Afrik : Comment expliquez-vous que l’Afrique ne représente que 1% des investissements étrangers directs mondiaux ?

Ludger Odenthal : C’est une question difficile. Il existe plusieurs paramètres. Le plus gros obstacle aux investissements étrangers en Afrique reste la corruption (L’extorsion et les pots de vins représentent pour les entreprises sondées par la Cnuced pour le rapport le plus gros obstacle à l’investissement en Afrique, avec près de 50% des réponses données, ndlr)
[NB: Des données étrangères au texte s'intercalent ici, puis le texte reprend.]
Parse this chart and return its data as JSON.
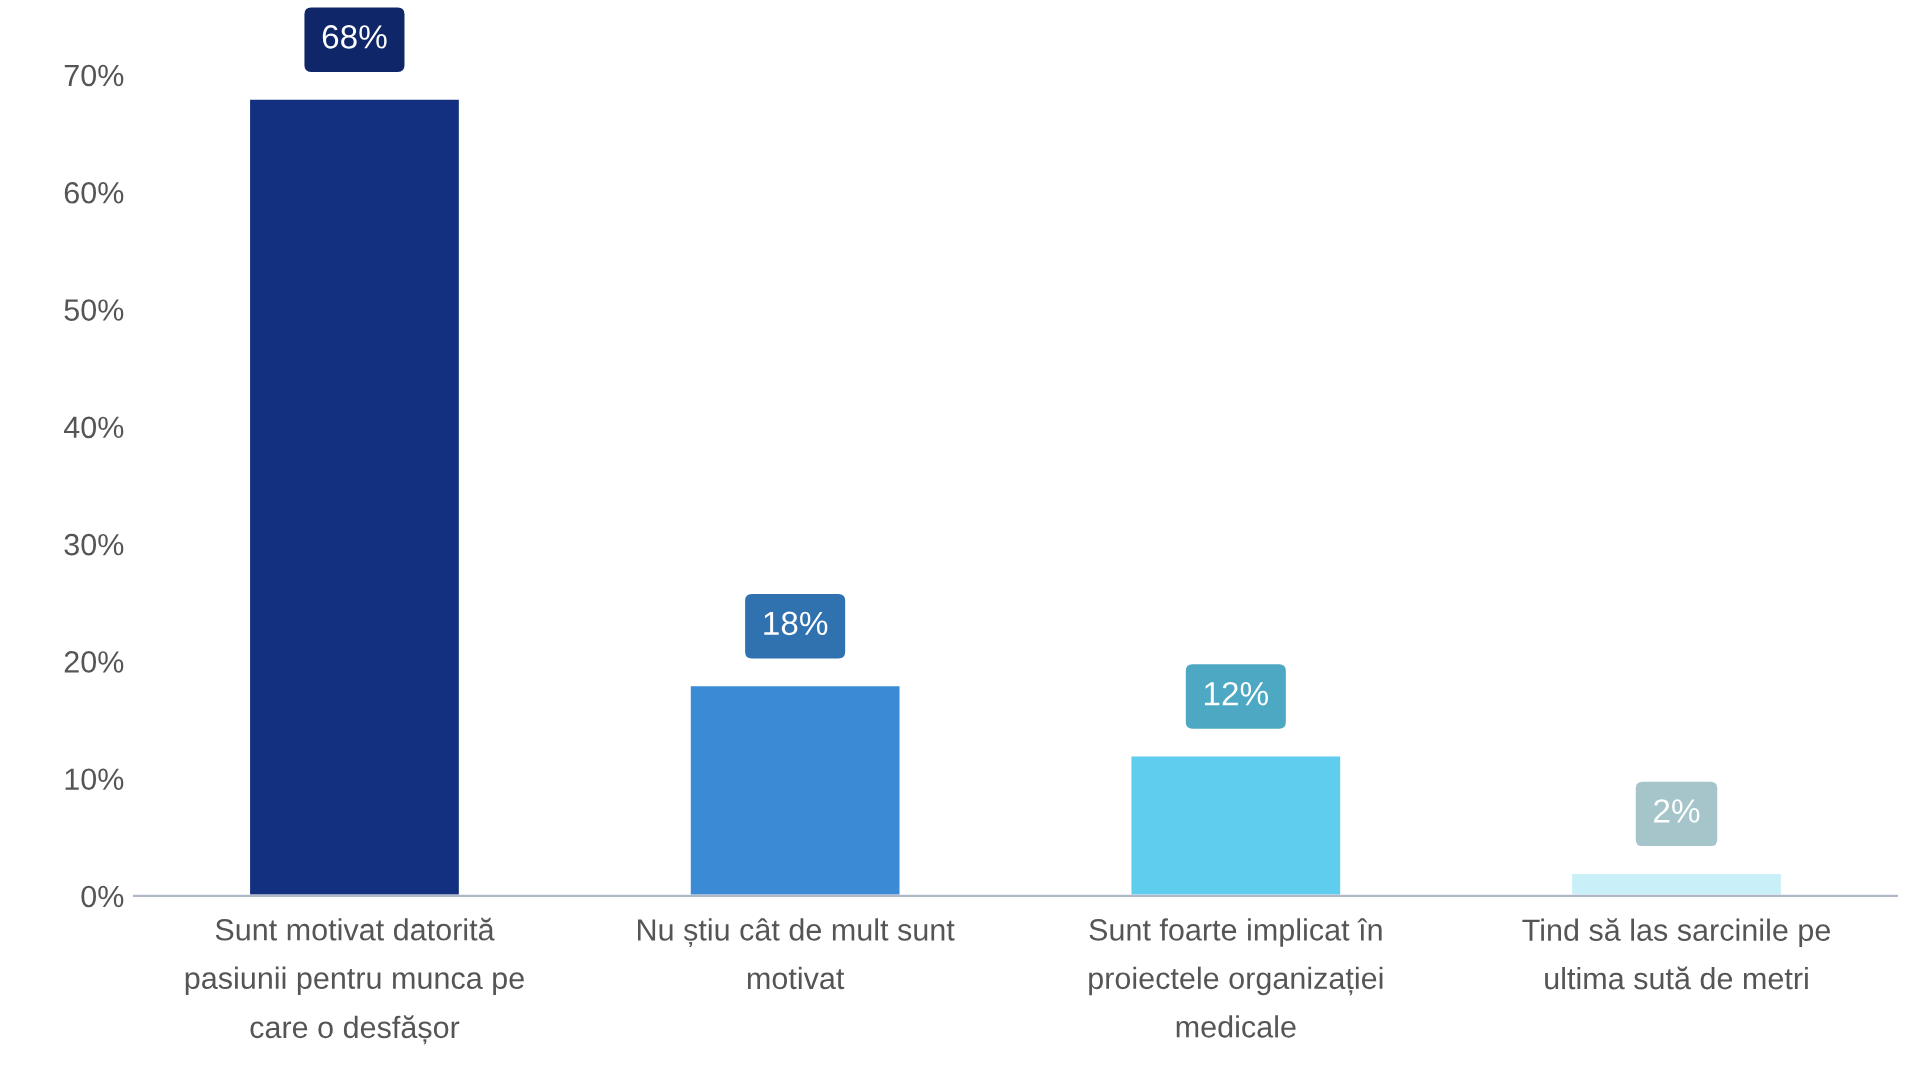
{
  "chart_data": {
    "type": "bar",
    "categories": [
      "Sunt motivat datorită\npasiunii pentru munca pe\ncare o desfășor",
      "Nu știu cât de mult sunt\nmotivat",
      "Sunt foarte implicat în\nproiectele organizației\nmedicale",
      "Tind să las sarcinile pe\nultima sută de metri"
    ],
    "values": [
      68,
      18,
      12,
      2
    ],
    "colors": [
      "#12307f",
      "#3a8ad6",
      "#5ecdee",
      "#c9f0f8"
    ],
    "value_labels": [
      "68%",
      "18%",
      "12%",
      "2%"
    ],
    "ylim": [
      0,
      75
    ],
    "yticks": [
      {
        "value": 0,
        "label": "0%"
      },
      {
        "value": 10,
        "label": "10%"
      },
      {
        "value": 20,
        "label": "20%"
      },
      {
        "value": 30,
        "label": "30%"
      },
      {
        "value": 40,
        "label": "40%"
      },
      {
        "value": 50,
        "label": "50%"
      },
      {
        "value": 60,
        "label": "60%"
      },
      {
        "value": 70,
        "label": "70%"
      }
    ],
    "grid": false,
    "legend": false
  }
}
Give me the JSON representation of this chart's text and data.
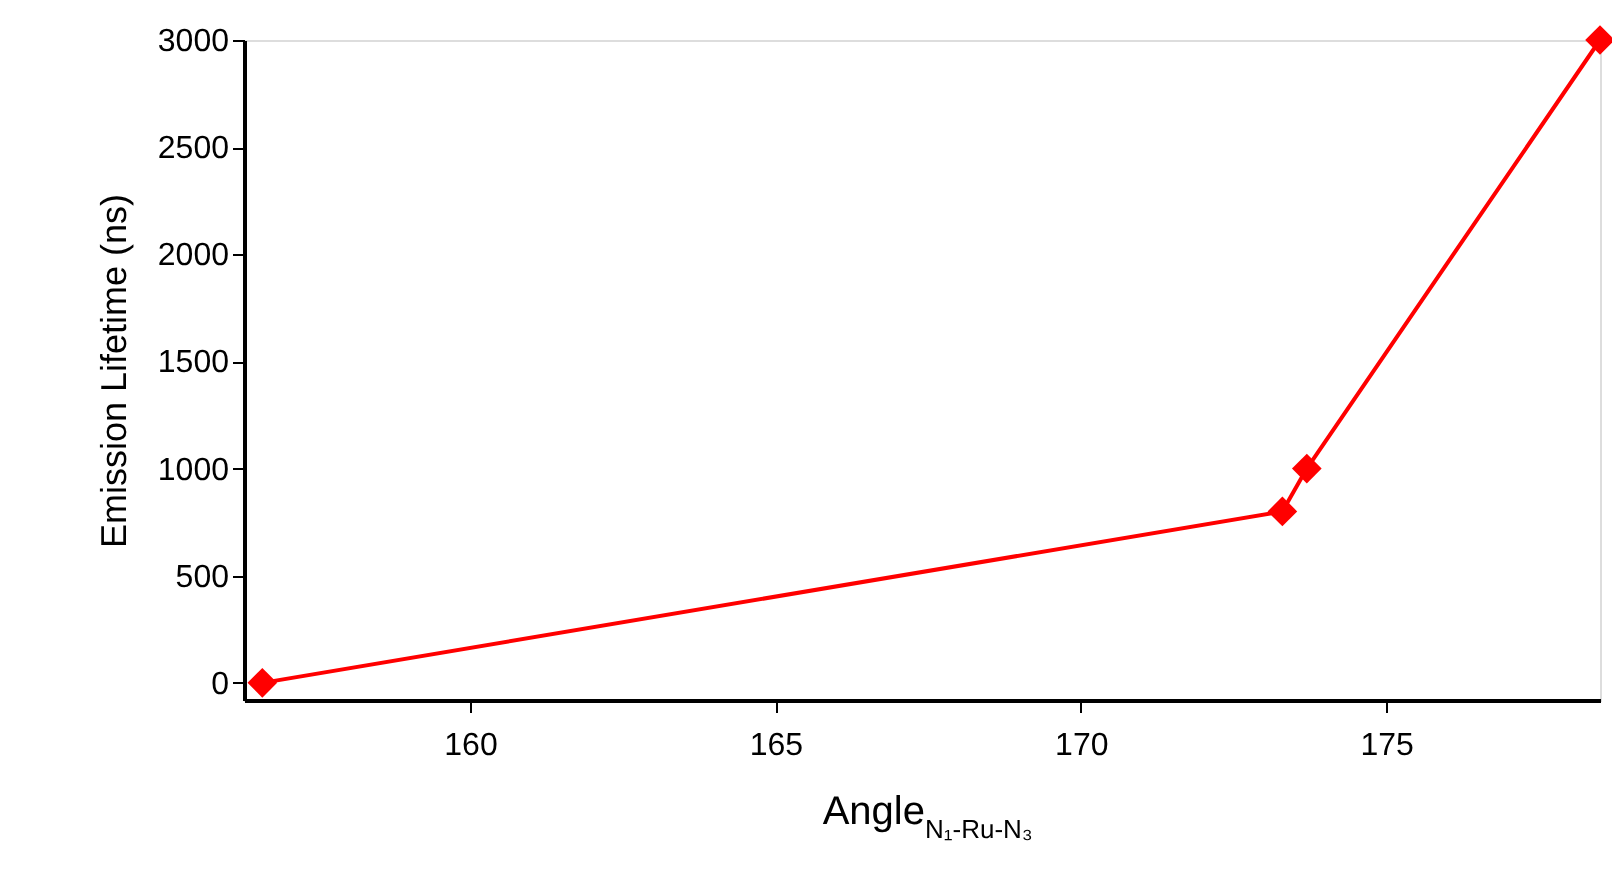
{
  "chart_data": {
    "type": "line",
    "xlabel": "Angle$_{N₁-Ru-N₃}$",
    "ylabel": "Emission Lifetime (ns)",
    "x": [
      156.6,
      173.3,
      173.7,
      178.5
    ],
    "series": [
      {
        "color": "#ff0000",
        "values": [
          0,
          800,
          1000,
          3000
        ]
      }
    ],
    "xlim": [
      156.3,
      178.5
    ],
    "xticks": [
      160,
      165,
      170,
      175
    ],
    "ylim": [
      -80,
      3000
    ],
    "yticks": [
      0,
      500,
      1000,
      1500,
      2000,
      2500,
      3000
    ],
    "grid": false,
    "marker": "diamond",
    "line_style": "solid"
  }
}
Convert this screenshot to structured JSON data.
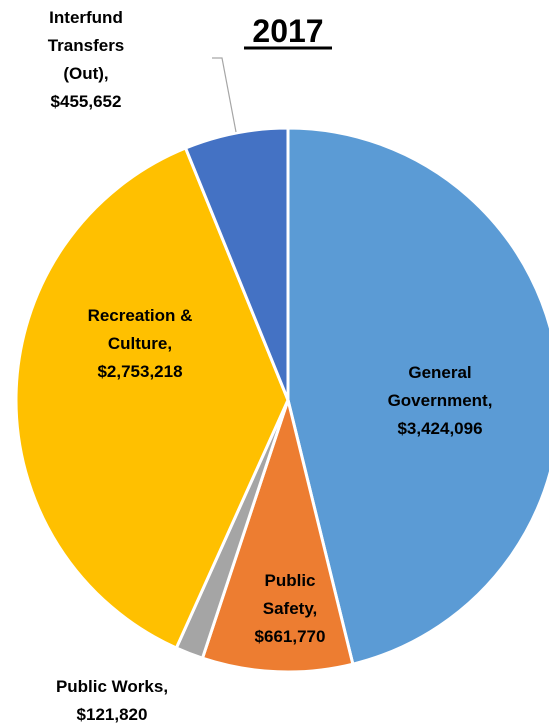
{
  "chart_data": {
    "type": "pie",
    "title": "2017",
    "slices": [
      {
        "lines": [
          "General",
          "Government,",
          "$3,424,096"
        ],
        "value": 3424096,
        "color": "#5B9BD5"
      },
      {
        "lines": [
          "Public",
          "Safety,",
          "$661,770"
        ],
        "value": 661770,
        "color": "#ED7D31"
      },
      {
        "lines": [
          "Public Works,",
          "$121,820"
        ],
        "value": 121820,
        "color": "#A5A5A5"
      },
      {
        "lines": [
          "Recreation &",
          "Culture,",
          "$2,753,218"
        ],
        "value": 2753218,
        "color": "#FFC000"
      },
      {
        "lines": [
          "Interfund",
          "Transfers",
          "(Out),",
          "$455,652"
        ],
        "value": 455652,
        "color": "#4472C4"
      }
    ],
    "start": "12 o'clock",
    "direction": "clockwise",
    "legend": "none",
    "data_labels": true
  }
}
Il y a aussi la taille des marchés. Le marché chinois, par exemple, représente à lui seul le double du marché africain, d’où les bons résultats de l’Asie (l’Asie a rassemblé 141 milliards de dollars d’investissements étrangers directs en 2000. Une hausse record de 44% par rapport à 1999, ndlr). Beaucoup de pays africains ont un marché limité. En outre, l’intégration régionale n’a pas beaucoup avancé sur le continent. Le continent reste largement fragmenté en marchés nationaux. De grands marchés régionaux seraient plus intéressants pour les investisseurs étrangers.

Le problème des infrastructures est également un frein au développement des investissements étrangers directs. Ce qu’on appelle les  » efficiency seeking investments  » (les investissements en recherche d’efficacité, ndlr) sont beaucoup plus dynamiques en Asie où les chaînes de production bénéficient de bonnes infrastructures pour le trafic des marchandises : aéroports, routes, ports…

Afrik : Quels sont les pays qui investissent le plus en Afrique ?

Ludger Odenthal : A côté des pays investisseurs traditionnels, comme la France, le Royaume-Uni et les Etats Unis, on assiste depuis cinq ans à une percée des pays européens, comme l’Allemagne, les Pays Bas, l’Italie ou le Portugal. Nouveaux venus également dans les investissements étrangers en Afrique, les pays asiatiques, la Chine, Taiwan ou la Malaisie par exemple.

Afrik : Et est-ce que l’Afrique investit en Afrique ?

Ludger Odenthal : Pour ce qui est de l’investissement inter africain, l’Afrique du Sud se démarque par une politique agressive d’investissements dans la Communauté de développement de l’Afrique australe (Sadec) mais également en Afrique de l’ouest. Le pays profite des privatisations sur le continent et investit dans des domaines tels que les mines, les institutions financières, la boisson avec la South Africa Brewery (le plus grand brasseur du monde, ndlr) ou encore le papier avec la Sappi (un des plus grands producteurs de papier mondiaux, ndlr). L’Egypte investit également beaucoup au Maghreb mais la tendance reste plus modeste.